Our Manila-man cook, although not a genius, certainly knew how to fry fish, and that morning we had for breakfast some of Jack Shark's pilots—the most delicately-flavoured deep-sea fish I have ever tasted—except, perhaps, that wonderful and beautiful creature, the flying-fish.


The "Palu" of the Equatorial Pacific

During a residence of half a lifetime among the various island-groups of the North-western and South Pacific, I devoted much of my spare time—and I had plenty of it occasionally—to deep-sea fishing, my tutors being the natives of the Caroline, Marshall, Gilbert, and Ellice Groups.
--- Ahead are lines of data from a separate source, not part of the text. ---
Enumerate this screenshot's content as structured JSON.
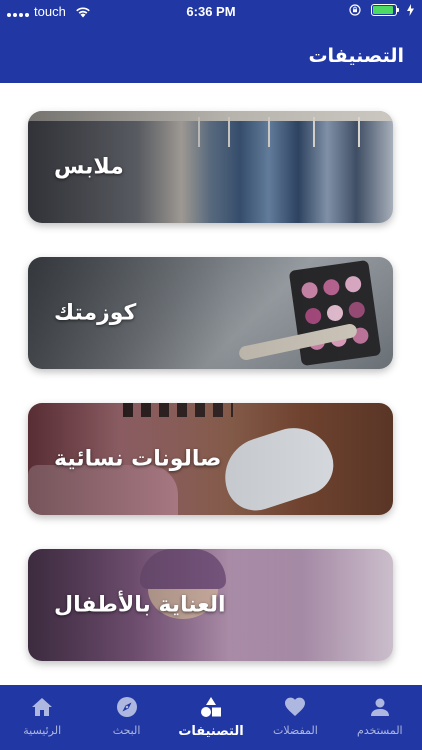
{
  "status_bar": {
    "carrier": "touch",
    "time": "6:36 PM"
  },
  "header": {
    "title": "التصنيفات"
  },
  "categories": [
    {
      "label": "ملابس"
    },
    {
      "label": "كوزمتك"
    },
    {
      "label": "صالونات نسائية"
    },
    {
      "label": "العناية بالأطفال"
    }
  ],
  "tabbar": {
    "items": [
      {
        "label": "الرئيسية",
        "icon": "home-icon"
      },
      {
        "label": "البحث",
        "icon": "compass-icon"
      },
      {
        "label": "التصنيفات",
        "icon": "shapes-icon",
        "active": true
      },
      {
        "label": "المفضلات",
        "icon": "heart-icon"
      },
      {
        "label": "المستخدم",
        "icon": "user-icon"
      }
    ]
  },
  "colors": {
    "brand": "#2137a3",
    "tab_inactive": "#aeb7df",
    "battery": "#4cd964"
  }
}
The inhabitants of the last-named cluster of islands are, as I have said, the most skilled fishermen of all the Malayo-Polynesian peoples with whom it has been my fortune to have come in contact. The very poverty of their island homes—mere sandbanks covered with coconut and pandanus palms only—drives them to the sea for their food; for the Ellice Islanders, unlike their more fortunate prototypes who dwell in the forest-clad, mountainous, and fertile islands of Samoa, Tahiti, Raratonga, &c., live almost exclusively upon coconuts, the drupes of the pandanus palm, and fish. From their very infancy they look to the sea as the main source of their food-supply, either in the clear waters of the lagoon, among the breaking surf on the

reef, or out in the blue depths of the ocean beyond. From morn till night the frail canoes of these semi-nude, brown-skinned, and fearless toilers of the sea may be seen by the voyager paddling swiftly over the rolling swell of the wide Pacific in chase of the bonito , or lying motionless upon the water, miles and miles away from the land, ground-fishing with lines a hundred fathoms long. Then, as the sun dips, the flare of torches will be seen along the sandy beaches as the night-seekers of flying-fish launch their canoes and urge them through the rolling surf beyond the reef, where, for perhaps three or four hours, they will paddle slowly to and fro, just outside the white line of roaring breakers, and return to the shore with their tiny craft half-filled with the most beautiful and wonderful fish in the world. The Ellice Island method of catching flying-fish would take too long to explain here, much as I should like to do so; my purpose is to describe a very remarkable fish called the palu , in the capture of which these people are the most skilful. The catching of flying-fish, however, bears somewhat on the subject of this article, as the palu will not take any other bait but a flying-fish, and therefore a supply of the former is a necessary preliminary to palu fishing.